When speaking to the lawyer or his or her staff, it is important to find out the answer to a few questions: Do you have experience filing property management company negligence lawsuits?
Avoiding Disputes with Property Managers
Preventive measures can help reduce the likelihood of property management disputes. Clear communication between property managers, landlords, and tenants is key. Ensuring that all parties understand their roles and responsibilities helps to avoid future disputes. It is important for property managers to have a clear understanding of their relationship with the landlord. If the property manager has a contract with a tenant, the property manager should go over that agreement to make sure that the tenant knows what they are responsible for during the lease period. Likewise, it is important for the landlord to understand what the property manager is responsible for. For example, if the property manager is responsible for evictions, then the landlord should be aware of the process, schedule, and budget for doing so.

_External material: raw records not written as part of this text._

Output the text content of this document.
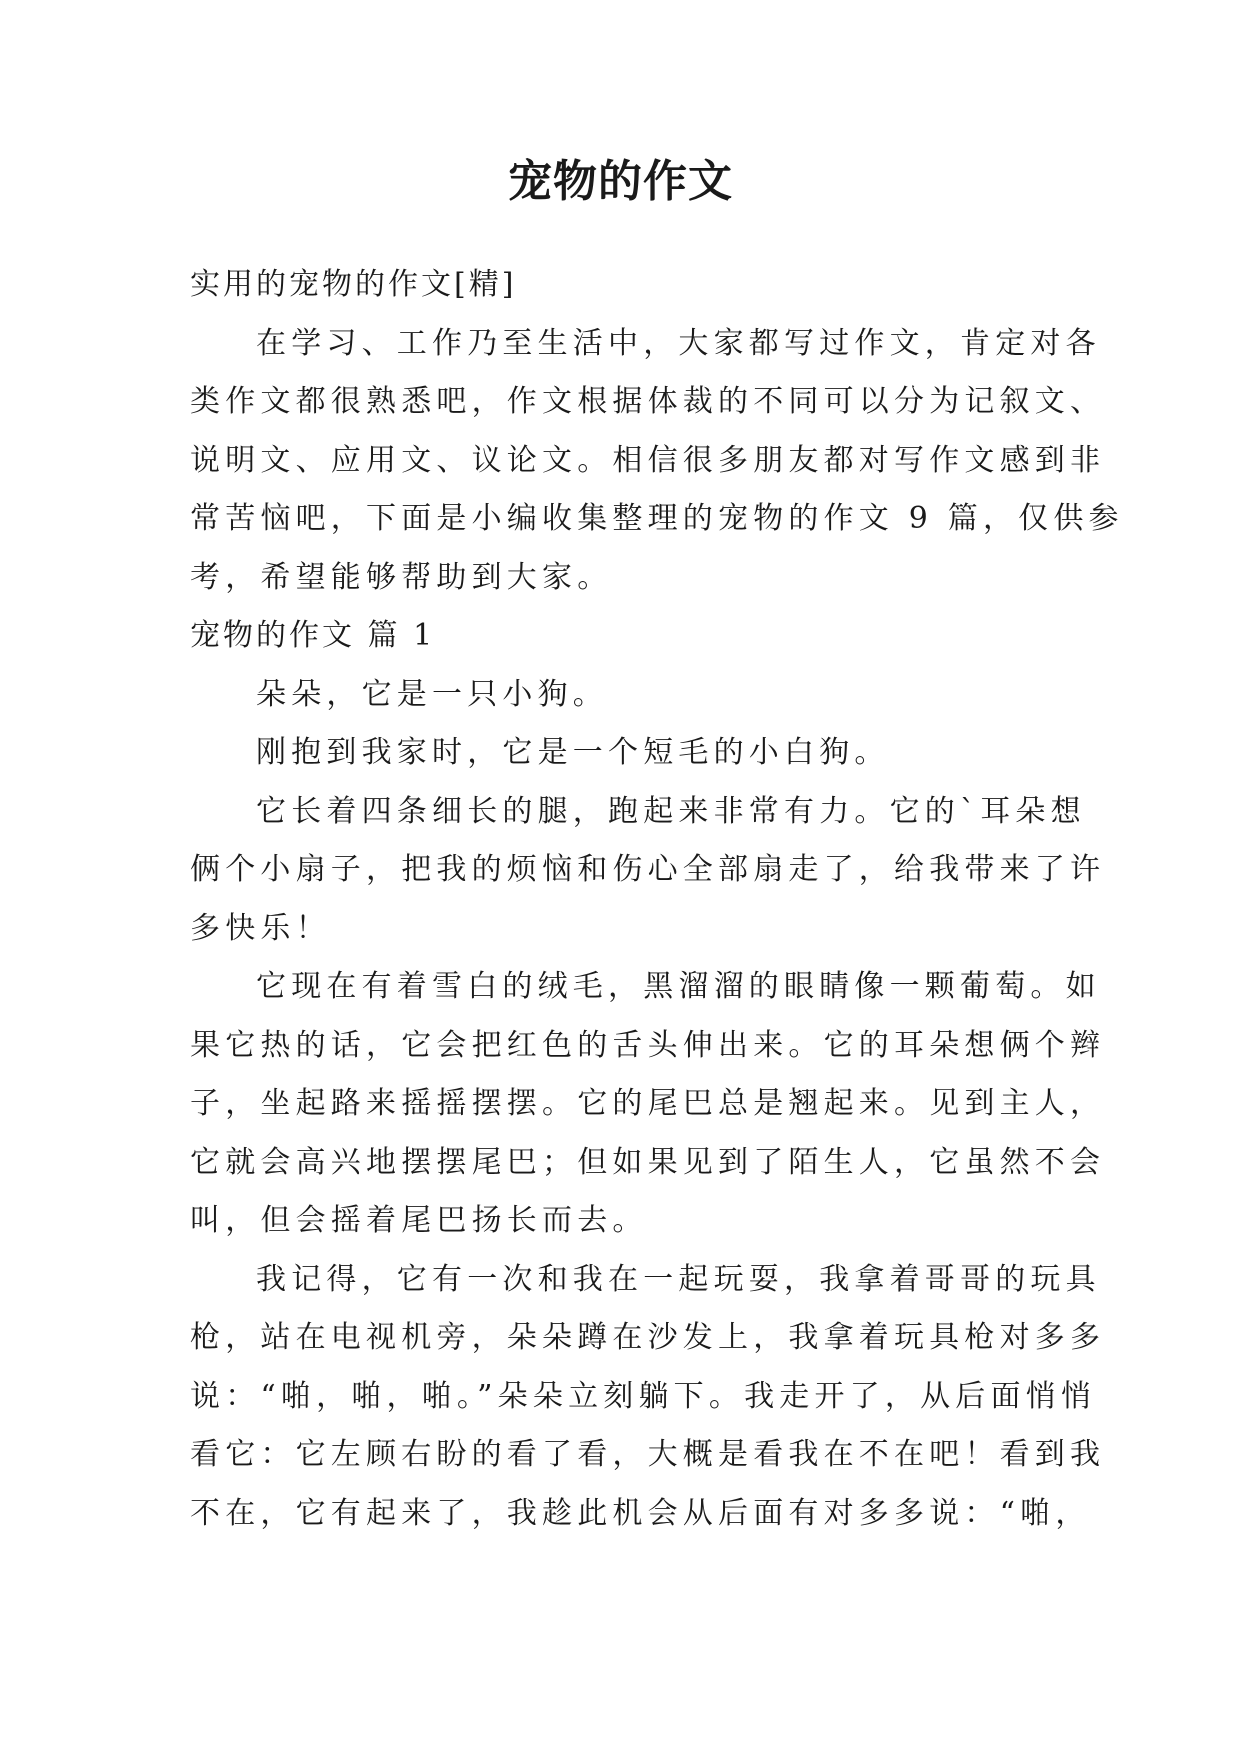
宠物的作文
实用的宠物的作文[精]
在学习、工作乃至生活中，大家都写过作文，肯定对各
类作文都很熟悉吧，作文根据体裁的不同可以分为记叙文、
说明文、应用文、议论文。相信很多朋友都对写作文感到非
常苦恼吧，下面是小编收集整理的宠物的作文 9 篇，仅供参
考，希望能够帮助到大家。
宠物的作文 篇 1
朵朵，它是一只小狗。
刚抱到我家时，它是一个短毛的小白狗。
它长着四条细长的腿，跑起来非常有力。它的`耳朵想
俩个小扇子，把我的烦恼和伤心全部扇走了，给我带来了许
多快乐！
它现在有着雪白的绒毛，黑溜溜的眼睛像一颗葡萄。如
果它热的话，它会把红色的舌头伸出来。它的耳朵想俩个辫
子，坐起路来摇摇摆摆。它的尾巴总是翘起来。见到主人，
它就会高兴地摆摆尾巴；但如果见到了陌生人，它虽然不会
叫，但会摇着尾巴扬长而去。
我记得，它有一次和我在一起玩耍，我拿着哥哥的玩具
枪，站在电视机旁，朵朵蹲在沙发上，我拿着玩具枪对多多
说：“啪，啪，啪。”朵朵立刻躺下。我走开了，从后面悄悄
看它：它左顾右盼的看了看，大概是看我在不在吧！看到我
不在，它有起来了，我趁此机会从后面有对多多说：“啪，
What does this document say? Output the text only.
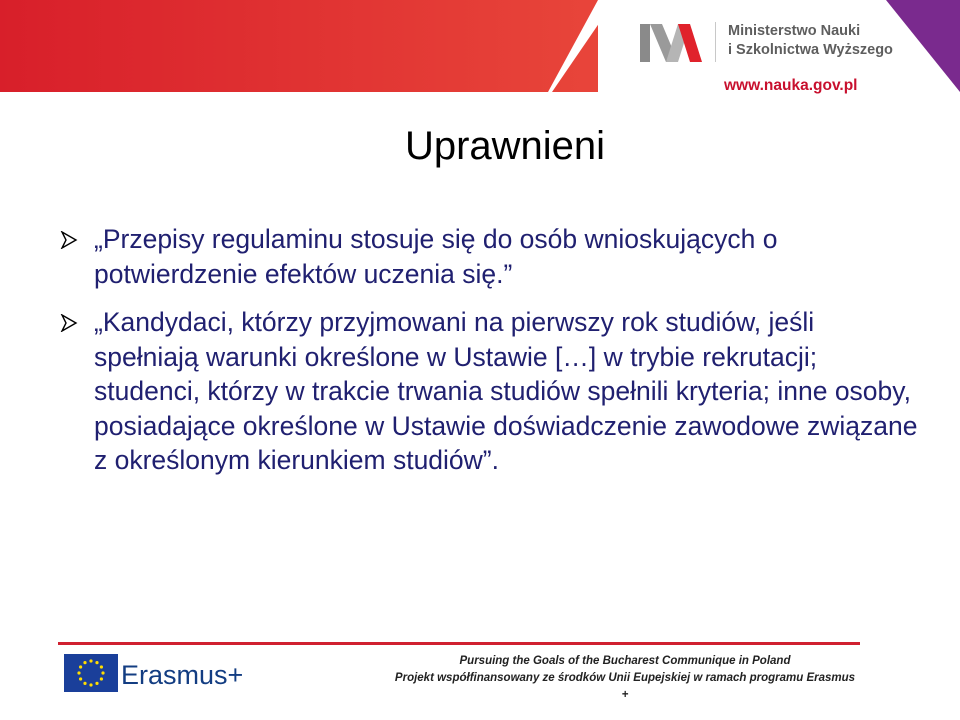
Ministerstwo Nauki
i Szkolnictwa Wyższego
www.nauka.gov.pl
Uprawnieni
„Przepisy regulaminu stosuje się do osób wnioskujących o potwierdzenie efektów uczenia się.”
„Kandydaci, którzy przyjmowani na pierwszy rok studiów, jeśli spełniają warunki określone w Ustawie […] w trybie rekrutacji; studenci, którzy w trakcie trwania studiów spełnili kryteria; inne osoby, posiadające określone w Ustawie doświadczenie zawodowe związane z określonym kierunkiem studiów”.
Erasmus+	Pursuing the Goals of the Bucharest Communique in Poland
Projekt współfinansowany ze środków Unii Eupejskiej w ramach programu Erasmus +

Another good way for preventing disputes is for landlords to educate their tenants on their responsibilities. For example, tenants should be aware of when rent is due and how to proceed if they need maintenance done in their unit. The property manager should be available for any questions or concerns . If the landlord and tenant have questions about the lease, they should contact the property manager before an issue arises.
If the property manager and landlord agree that a lease is not working as expected, the next step may be to renegotiate the lease terms. Similarly, if a dispute arises between the landlord and a tenant, whether it’s one of policies or of billing, the property manager should communicate with the parties to work out the problems without evictions or litigation.
Thorough records are a necessity for both landlords and property managers. It is best practice to keep copies of all contracts. Also, it is a good idea to keep a written log of conversations with tenants and contractors. Moreover, landlords and property managers should maintain regular maintenance schedules for the properties, and keep receipts for all work done. Finally, if a property manager is only appointed for a short period, it is wise to have accurate inventory and condition lists for the property, so that no items can go missing while it is in a tenant’s possession. By following these guidelines, landlords, tenants, and property managers can avoid common pitfalls.